Moved from GitHub dgraph/2713
Posted by makitka2007:
dgraph 1.0.9
due to required index lookup for every @filter condition, filtering is slow on large amounts of data.
test data: 10m entities created with “sex” predicate having random value “m” or “f”.
since index is required for filtering, it’s created both for entity_key
and sex
predicates.
entity_key: string @index(exact) .
sex: string @index(exact) .
10m entities loaded:
_:node$x <entity_key> "entity$x" .
_:node$x <sex> "$sex" .
query to get 1 entity takes 1ms:
{
get_entity(func: eq(entity_key, "entity600000")) {
uid
}
}
adding filter by “sex” predicate slows it down to 7 seconds:
{
get_entity(func: eq(entity_key, "entity900000")) @filter(eq(sex, "f")) {
uid
}
}
because filter loads all ~5m entities having sex="f"
into memory.
need to improve filters not to use index when index doesn’t exist or by some special directive.

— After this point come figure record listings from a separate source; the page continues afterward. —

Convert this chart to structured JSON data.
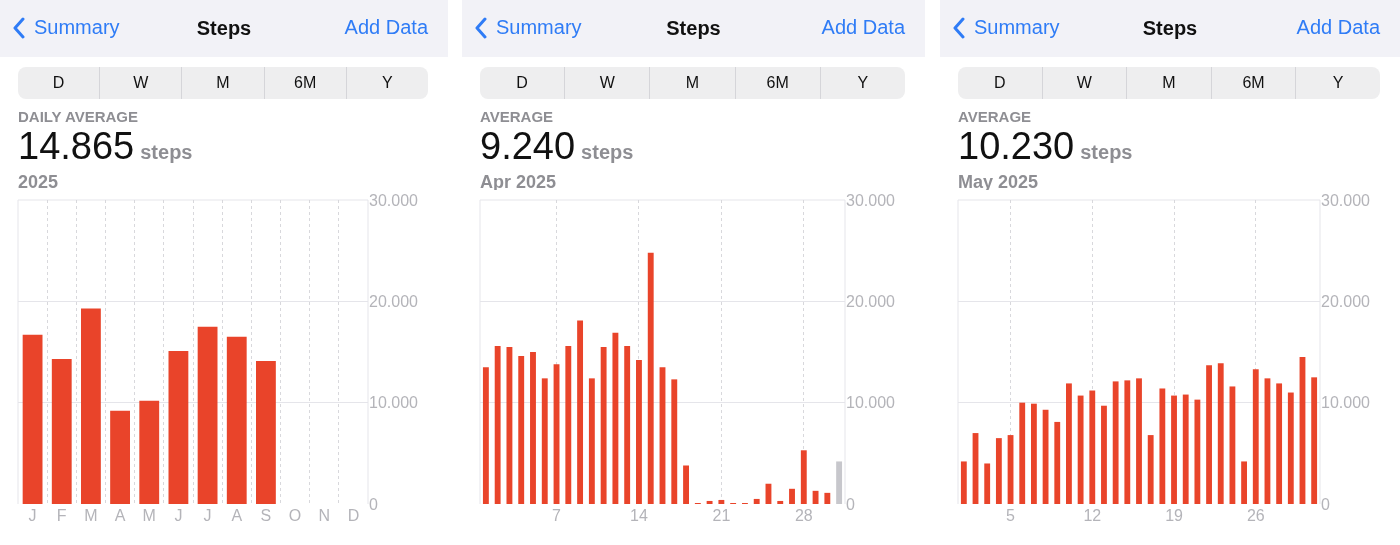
{
  "chart_data": [
    {
      "type": "bar",
      "title": "Steps",
      "annotations": [
        "Summary",
        "Add Data",
        "D",
        "W",
        "M",
        "6M",
        "Y",
        "DAILY AVERAGE",
        "14.865",
        "steps",
        "2025"
      ],
      "categories": [
        "J",
        "F",
        "M",
        "A",
        "M",
        "J",
        "J",
        "A",
        "S",
        "O",
        "N",
        "D"
      ],
      "values": [
        16700,
        14300,
        19300,
        9200,
        10200,
        15100,
        17500,
        16500,
        14100,
        null,
        null,
        null
      ],
      "color": "#e9442a",
      "ylim": [
        0,
        30000
      ],
      "yticks": [
        {
          "value": 0,
          "label": "0"
        },
        {
          "value": 10000,
          "label": "10.000"
        },
        {
          "value": 20000,
          "label": "20.000"
        },
        {
          "value": 30000,
          "label": "30.000"
        }
      ],
      "grid": true
    },
    {
      "type": "bar",
      "title": "Steps",
      "annotations": [
        "Summary",
        "Add Data",
        "D",
        "W",
        "M",
        "6M",
        "Y",
        "AVERAGE",
        "9.240",
        "steps",
        "Apr 2025"
      ],
      "x": [
        1,
        2,
        3,
        4,
        5,
        6,
        7,
        8,
        9,
        10,
        11,
        12,
        13,
        14,
        15,
        16,
        17,
        18,
        19,
        20,
        21,
        22,
        23,
        24,
        25,
        26,
        27,
        28,
        29,
        30,
        31
      ],
      "values": [
        13500,
        15600,
        15500,
        14600,
        15000,
        12400,
        13800,
        15600,
        18100,
        12400,
        15500,
        16900,
        15600,
        14200,
        24800,
        13500,
        12300,
        3800,
        100,
        300,
        400,
        100,
        100,
        500,
        2000,
        300,
        1500,
        5300,
        1300,
        1100,
        4200
      ],
      "colors": [
        "#e9442a",
        "#e9442a",
        "#e9442a",
        "#e9442a",
        "#e9442a",
        "#e9442a",
        "#e9442a",
        "#e9442a",
        "#e9442a",
        "#e9442a",
        "#e9442a",
        "#e9442a",
        "#e9442a",
        "#e9442a",
        "#e9442a",
        "#e9442a",
        "#e9442a",
        "#e9442a",
        "#e9442a",
        "#e9442a",
        "#e9442a",
        "#e9442a",
        "#e9442a",
        "#e9442a",
        "#e9442a",
        "#e9442a",
        "#e9442a",
        "#e9442a",
        "#e9442a",
        "#e9442a",
        "#c7c7cc"
      ],
      "xlim": [
        0.5,
        31.5
      ],
      "xticks": [
        7,
        14,
        21,
        28
      ],
      "ylim": [
        0,
        30000
      ],
      "yticks": [
        {
          "value": 0,
          "label": "0"
        },
        {
          "value": 10000,
          "label": "10.000"
        },
        {
          "value": 20000,
          "label": "20.000"
        },
        {
          "value": 30000,
          "label": "30.000"
        }
      ],
      "grid": true
    },
    {
      "type": "bar",
      "title": "Steps",
      "annotations": [
        "Summary",
        "Add Data",
        "D",
        "W",
        "M",
        "6M",
        "Y",
        "AVERAGE",
        "10.230",
        "steps",
        "May 2025"
      ],
      "x": [
        1,
        2,
        3,
        4,
        5,
        6,
        7,
        8,
        9,
        10,
        11,
        12,
        13,
        14,
        15,
        16,
        17,
        18,
        19,
        20,
        21,
        22,
        23,
        24,
        25,
        26,
        27,
        28,
        29,
        30,
        31
      ],
      "values": [
        4200,
        7000,
        4000,
        6500,
        6800,
        10000,
        9900,
        9300,
        8100,
        11900,
        10700,
        11200,
        9700,
        12100,
        12200,
        12400,
        6800,
        11400,
        10700,
        10800,
        10300,
        13700,
        13900,
        11600,
        4200,
        13300,
        12400,
        11900,
        11000,
        14500,
        12500
      ],
      "color": "#e9442a",
      "xlim": [
        0.5,
        31.5
      ],
      "xticks": [
        5,
        12,
        19,
        26
      ],
      "ylim": [
        0,
        30000
      ],
      "yticks": [
        {
          "value": 0,
          "label": "0"
        },
        {
          "value": 10000,
          "label": "10.000"
        },
        {
          "value": 20000,
          "label": "20.000"
        },
        {
          "value": 30000,
          "label": "30.000"
        }
      ],
      "grid": true
    }
  ]
}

if I use filtering on edge facet it works fast as expected (1 ms):
{
get_entity(func: eq(entity_key, "entity800000")) @cascade {
uid
attrs @facets(eq(sex, "f"))
}
}
so, predicate filters should use the same logic as edge facets filters (if index is not created or there is a special directive not to use index on this predicate).